Three cops return to school beat
Three school-resource officers lost to budget cuts in 2010 will be back patrolling the hallways of District 51 schools, the result of a creative funding agreement initiated by the Mesa County Sheriff’s Department and facilitated by Mesa County staff.
Sheriff Stan Hilkey presented details Monday of a four-year, $375,000 grant his office sought and received through the federal Community Oriented Policing Services Hiring Program, which will fund the rehiring of the three officers laid off in 2010.
The grant requires a partial match — amounting to $177,749 — which the county’s Department of Human Services will fund with state Temporary Assistance to Needy Families resources.
“Over the years, I’ve never heard one parent or teacher being uptight about taxpayers’ money being spent on this kind of resource,” Hilkey told county commissioners. He said school-resource officers provide a chance for young people to interact positively with law enforcement from an early age.

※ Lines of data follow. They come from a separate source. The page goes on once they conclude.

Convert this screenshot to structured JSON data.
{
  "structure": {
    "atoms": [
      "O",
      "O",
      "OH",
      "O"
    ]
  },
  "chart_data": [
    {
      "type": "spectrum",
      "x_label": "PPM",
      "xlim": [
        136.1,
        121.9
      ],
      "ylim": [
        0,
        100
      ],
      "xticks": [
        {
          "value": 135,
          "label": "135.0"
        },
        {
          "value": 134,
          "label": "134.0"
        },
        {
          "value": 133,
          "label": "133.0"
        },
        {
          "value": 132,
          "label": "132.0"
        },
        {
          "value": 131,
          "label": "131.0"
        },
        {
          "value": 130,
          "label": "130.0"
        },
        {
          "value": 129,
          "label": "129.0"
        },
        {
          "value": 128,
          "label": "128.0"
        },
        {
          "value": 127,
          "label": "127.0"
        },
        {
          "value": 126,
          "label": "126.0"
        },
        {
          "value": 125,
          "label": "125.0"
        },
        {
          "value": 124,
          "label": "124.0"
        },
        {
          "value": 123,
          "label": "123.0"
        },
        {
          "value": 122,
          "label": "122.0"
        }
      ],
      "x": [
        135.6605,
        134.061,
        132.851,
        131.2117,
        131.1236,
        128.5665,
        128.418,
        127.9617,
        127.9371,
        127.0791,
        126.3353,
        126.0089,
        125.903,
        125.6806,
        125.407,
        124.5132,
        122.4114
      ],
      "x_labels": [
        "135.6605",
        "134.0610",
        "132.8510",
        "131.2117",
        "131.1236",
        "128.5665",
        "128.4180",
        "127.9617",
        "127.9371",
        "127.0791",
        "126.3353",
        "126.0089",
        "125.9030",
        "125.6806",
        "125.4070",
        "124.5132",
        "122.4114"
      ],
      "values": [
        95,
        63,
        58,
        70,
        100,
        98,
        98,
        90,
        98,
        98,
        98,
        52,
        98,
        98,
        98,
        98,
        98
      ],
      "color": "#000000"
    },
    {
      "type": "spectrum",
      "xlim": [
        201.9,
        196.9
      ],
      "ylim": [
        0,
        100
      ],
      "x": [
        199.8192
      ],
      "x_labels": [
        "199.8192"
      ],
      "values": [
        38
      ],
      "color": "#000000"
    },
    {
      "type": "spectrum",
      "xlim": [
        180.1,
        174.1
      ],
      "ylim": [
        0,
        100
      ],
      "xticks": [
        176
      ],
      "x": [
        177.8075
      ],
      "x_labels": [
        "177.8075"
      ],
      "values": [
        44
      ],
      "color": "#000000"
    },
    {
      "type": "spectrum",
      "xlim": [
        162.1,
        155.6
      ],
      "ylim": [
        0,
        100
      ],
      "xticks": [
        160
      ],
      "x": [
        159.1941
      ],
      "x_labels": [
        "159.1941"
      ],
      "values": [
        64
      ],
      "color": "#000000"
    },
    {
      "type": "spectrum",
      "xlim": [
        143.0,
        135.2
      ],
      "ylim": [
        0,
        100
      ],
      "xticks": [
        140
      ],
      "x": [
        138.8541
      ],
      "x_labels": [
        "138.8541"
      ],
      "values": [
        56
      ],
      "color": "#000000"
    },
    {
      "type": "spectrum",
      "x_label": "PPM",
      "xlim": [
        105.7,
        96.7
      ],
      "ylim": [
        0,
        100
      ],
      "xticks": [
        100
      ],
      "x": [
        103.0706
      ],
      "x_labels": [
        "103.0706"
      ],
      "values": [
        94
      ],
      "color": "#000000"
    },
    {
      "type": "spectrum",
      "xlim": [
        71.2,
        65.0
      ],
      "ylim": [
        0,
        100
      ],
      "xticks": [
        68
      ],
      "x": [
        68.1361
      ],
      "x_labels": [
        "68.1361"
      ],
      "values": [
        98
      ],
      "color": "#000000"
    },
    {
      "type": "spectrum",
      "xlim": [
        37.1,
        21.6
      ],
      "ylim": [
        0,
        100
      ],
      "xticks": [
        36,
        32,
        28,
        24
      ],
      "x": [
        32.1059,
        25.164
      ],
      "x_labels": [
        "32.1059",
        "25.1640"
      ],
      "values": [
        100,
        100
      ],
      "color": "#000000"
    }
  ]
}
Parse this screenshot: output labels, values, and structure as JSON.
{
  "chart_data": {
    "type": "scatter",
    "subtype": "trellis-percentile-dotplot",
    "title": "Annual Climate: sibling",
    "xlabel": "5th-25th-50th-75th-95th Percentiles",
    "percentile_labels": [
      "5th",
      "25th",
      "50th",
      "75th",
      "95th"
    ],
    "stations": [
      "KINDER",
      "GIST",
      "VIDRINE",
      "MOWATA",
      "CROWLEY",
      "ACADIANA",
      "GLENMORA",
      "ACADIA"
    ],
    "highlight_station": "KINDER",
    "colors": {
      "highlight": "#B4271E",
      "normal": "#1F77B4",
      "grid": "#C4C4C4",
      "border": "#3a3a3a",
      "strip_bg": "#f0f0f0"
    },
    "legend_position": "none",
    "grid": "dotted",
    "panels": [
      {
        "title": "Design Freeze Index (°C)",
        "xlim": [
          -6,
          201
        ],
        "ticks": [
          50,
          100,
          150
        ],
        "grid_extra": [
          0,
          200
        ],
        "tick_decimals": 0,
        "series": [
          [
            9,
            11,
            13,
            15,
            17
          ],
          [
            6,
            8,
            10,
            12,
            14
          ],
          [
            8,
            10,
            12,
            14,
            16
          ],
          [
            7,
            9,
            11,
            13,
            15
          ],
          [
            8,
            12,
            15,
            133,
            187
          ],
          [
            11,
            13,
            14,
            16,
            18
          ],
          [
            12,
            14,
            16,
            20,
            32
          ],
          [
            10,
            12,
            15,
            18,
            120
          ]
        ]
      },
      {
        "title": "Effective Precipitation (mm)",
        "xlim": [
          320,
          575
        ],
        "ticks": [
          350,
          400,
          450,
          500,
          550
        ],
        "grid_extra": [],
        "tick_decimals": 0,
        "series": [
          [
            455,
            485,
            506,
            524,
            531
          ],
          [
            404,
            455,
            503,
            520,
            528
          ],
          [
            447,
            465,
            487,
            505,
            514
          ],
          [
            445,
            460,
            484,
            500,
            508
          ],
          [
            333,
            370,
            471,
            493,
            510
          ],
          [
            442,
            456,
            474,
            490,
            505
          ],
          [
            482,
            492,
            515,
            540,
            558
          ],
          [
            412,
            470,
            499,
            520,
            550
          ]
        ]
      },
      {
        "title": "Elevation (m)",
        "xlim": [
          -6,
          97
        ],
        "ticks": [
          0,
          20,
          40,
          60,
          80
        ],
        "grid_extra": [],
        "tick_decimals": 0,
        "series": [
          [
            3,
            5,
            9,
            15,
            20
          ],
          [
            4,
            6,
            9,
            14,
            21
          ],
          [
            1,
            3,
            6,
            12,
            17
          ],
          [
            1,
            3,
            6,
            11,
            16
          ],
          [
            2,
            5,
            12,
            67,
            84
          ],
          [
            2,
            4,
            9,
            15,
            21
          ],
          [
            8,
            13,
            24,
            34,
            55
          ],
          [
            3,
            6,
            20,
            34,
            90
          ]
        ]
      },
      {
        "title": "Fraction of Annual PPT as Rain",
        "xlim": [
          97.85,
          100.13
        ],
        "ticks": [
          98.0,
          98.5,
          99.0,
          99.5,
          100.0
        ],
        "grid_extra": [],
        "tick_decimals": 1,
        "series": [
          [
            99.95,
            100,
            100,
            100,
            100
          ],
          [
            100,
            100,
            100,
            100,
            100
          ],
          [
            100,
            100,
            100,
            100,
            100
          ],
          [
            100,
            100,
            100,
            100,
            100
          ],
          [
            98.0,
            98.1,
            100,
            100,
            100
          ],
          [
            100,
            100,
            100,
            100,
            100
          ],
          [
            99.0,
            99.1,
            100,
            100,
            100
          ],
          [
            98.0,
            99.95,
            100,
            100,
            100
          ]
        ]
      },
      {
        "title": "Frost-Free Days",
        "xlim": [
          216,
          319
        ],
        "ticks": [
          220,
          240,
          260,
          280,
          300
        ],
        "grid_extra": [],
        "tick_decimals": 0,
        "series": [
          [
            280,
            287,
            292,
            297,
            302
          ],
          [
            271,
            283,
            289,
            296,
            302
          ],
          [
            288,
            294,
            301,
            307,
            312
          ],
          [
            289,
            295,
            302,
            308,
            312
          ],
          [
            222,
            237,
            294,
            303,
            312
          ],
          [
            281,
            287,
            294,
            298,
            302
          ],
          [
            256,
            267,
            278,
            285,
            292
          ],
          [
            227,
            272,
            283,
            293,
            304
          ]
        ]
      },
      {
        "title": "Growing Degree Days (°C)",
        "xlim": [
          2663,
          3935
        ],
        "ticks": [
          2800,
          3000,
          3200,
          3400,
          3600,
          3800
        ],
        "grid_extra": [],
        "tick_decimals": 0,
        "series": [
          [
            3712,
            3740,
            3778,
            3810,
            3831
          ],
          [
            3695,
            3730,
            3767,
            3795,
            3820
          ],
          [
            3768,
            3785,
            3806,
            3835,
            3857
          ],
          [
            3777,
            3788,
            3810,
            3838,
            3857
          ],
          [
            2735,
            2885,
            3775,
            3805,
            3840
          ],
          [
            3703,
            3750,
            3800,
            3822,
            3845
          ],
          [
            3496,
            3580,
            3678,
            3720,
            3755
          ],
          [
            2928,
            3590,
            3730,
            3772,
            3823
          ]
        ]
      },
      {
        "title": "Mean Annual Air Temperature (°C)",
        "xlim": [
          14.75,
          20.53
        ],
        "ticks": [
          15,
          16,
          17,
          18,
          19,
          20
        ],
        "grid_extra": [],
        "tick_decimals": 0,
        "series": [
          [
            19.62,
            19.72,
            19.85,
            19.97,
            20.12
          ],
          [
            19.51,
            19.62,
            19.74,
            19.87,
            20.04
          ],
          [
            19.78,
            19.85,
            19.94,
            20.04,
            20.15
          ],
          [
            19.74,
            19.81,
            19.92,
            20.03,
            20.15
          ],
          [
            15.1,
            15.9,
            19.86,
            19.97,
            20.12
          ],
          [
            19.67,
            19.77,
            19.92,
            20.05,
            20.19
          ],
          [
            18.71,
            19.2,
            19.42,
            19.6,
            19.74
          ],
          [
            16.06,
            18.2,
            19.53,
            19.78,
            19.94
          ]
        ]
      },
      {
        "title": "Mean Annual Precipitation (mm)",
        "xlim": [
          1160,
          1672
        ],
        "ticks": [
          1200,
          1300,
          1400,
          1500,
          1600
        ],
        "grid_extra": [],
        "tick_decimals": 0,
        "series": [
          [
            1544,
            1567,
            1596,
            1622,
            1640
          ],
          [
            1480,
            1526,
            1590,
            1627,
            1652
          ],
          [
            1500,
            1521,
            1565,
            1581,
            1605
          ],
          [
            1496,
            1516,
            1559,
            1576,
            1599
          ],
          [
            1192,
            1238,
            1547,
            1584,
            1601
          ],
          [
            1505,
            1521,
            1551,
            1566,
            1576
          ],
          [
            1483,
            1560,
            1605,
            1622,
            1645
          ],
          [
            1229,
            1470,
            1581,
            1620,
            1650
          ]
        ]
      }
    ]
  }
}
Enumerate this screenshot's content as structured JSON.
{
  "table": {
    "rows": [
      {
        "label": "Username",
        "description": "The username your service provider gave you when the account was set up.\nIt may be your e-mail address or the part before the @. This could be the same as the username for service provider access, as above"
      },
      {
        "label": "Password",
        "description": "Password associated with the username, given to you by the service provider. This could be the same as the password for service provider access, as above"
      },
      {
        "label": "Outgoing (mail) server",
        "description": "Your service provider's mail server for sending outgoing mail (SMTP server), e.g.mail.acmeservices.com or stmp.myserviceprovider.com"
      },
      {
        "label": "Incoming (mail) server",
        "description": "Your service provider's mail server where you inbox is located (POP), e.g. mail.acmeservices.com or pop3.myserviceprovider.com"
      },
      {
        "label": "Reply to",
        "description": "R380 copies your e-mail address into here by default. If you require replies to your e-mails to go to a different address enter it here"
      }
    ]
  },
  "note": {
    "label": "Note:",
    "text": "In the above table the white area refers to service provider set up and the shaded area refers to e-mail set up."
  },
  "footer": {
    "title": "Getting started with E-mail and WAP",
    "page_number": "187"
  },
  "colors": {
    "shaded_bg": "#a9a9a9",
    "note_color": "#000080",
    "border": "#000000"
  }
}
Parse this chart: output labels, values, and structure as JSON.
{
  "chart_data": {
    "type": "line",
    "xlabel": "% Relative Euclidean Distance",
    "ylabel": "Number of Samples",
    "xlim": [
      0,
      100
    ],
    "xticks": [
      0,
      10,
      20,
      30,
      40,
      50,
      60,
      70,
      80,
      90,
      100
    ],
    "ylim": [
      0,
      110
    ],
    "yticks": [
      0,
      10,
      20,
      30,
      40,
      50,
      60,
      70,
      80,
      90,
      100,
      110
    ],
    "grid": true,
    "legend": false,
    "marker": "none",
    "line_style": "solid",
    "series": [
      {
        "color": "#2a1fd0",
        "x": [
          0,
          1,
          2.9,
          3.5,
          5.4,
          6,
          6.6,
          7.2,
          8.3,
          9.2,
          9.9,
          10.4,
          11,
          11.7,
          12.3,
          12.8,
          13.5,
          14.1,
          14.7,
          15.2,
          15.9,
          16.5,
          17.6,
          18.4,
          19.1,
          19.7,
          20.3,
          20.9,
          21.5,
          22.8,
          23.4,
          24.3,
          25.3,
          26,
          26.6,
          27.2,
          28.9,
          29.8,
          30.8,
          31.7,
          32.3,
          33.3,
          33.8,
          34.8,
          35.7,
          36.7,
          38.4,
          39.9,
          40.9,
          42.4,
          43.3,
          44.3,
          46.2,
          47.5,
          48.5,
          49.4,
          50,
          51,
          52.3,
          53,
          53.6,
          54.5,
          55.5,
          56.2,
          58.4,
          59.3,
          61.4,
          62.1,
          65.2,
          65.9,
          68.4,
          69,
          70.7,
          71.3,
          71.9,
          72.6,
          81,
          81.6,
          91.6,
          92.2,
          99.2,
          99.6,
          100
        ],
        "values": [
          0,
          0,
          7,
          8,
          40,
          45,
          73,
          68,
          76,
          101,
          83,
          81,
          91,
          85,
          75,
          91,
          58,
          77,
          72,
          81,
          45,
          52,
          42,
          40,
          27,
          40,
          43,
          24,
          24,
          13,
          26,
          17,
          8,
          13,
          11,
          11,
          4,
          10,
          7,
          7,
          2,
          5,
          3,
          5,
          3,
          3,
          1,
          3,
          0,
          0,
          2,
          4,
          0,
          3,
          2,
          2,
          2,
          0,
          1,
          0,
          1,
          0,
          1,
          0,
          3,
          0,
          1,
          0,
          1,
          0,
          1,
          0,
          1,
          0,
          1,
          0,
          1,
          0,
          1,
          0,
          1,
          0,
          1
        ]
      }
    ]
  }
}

Hilkey stressed the importance of having an approachable police presence in schools. He framed his support in the context of all the high-profile shooting incidents that have happened in schools and been splashed in newspaper headlines across the country.
“There have been several times when kids have been contemplating bringing guns to school, and we’ve had the opportunity to intervene as a direct result of school-resource officers,” Hilkey said.
“We think the opportunity for prevention exists every day.”
The grant specifically calls for the reinstatement of officers who were previously laid off, but Hilkey said those officers eventually were hired back in different capacities. In those cases, the grant calls for the hiring of recently returned veterans from the wars in Iraq and Afghanistan.
The hiring process will begin “immediately,” according to sheriff’s spokeswoman Heather Benjamin.
She said that they’ll get right to the process of screening applicants, hiring the three new officers, training them and getting them assigned to local schools.
The new officers could be back in hallways and on school campuses “several months down the road,” Benjamin said.
Currently, there is one school-resource officer in the Sheriff’s Department, who is primarily assigned to Central High School, but also is the singular police presence at the elementary and middle feeder schools.
The Fruita Police Department has two school-resource officers, and the Grand Junction Police Department also counts two school-resource officers on staff.
While the grant provides salary and benefits for the first three years, it also requires a commitment to keep the officers on staff in year four. The county is on the hook for that fourth year, to the tune of $184,161.
They’re also responsible for material costs for outfitting officers and providing vehicles, which will be covered through existing resources within the Sheriff’s Department, officials said.
District 51 Superintendent Steve Schultz, no stranger to creative funding based on recent budgetary constraints, was appreciative of the effort Monday.
“I come to you today knowing that I cannot commit to you any money to support this grant. But I can look you in the eye and tell you how important and valuable of a resource this is to our community,” Schultz said.
Landing the latest grant took a bit of an effort. A previous attempt was denied last year, and this year’s deal was dependent on the Department of Human Services creatively finding the funds for the required match.
“(Human Serivces is) more than just a funding source that happens to fit the guidelines. They really do benefit from this, particularly in the Child Protective Division,” said Commissioner Janet Rowland. “It’s a big value for them to have the school-resource officer there.”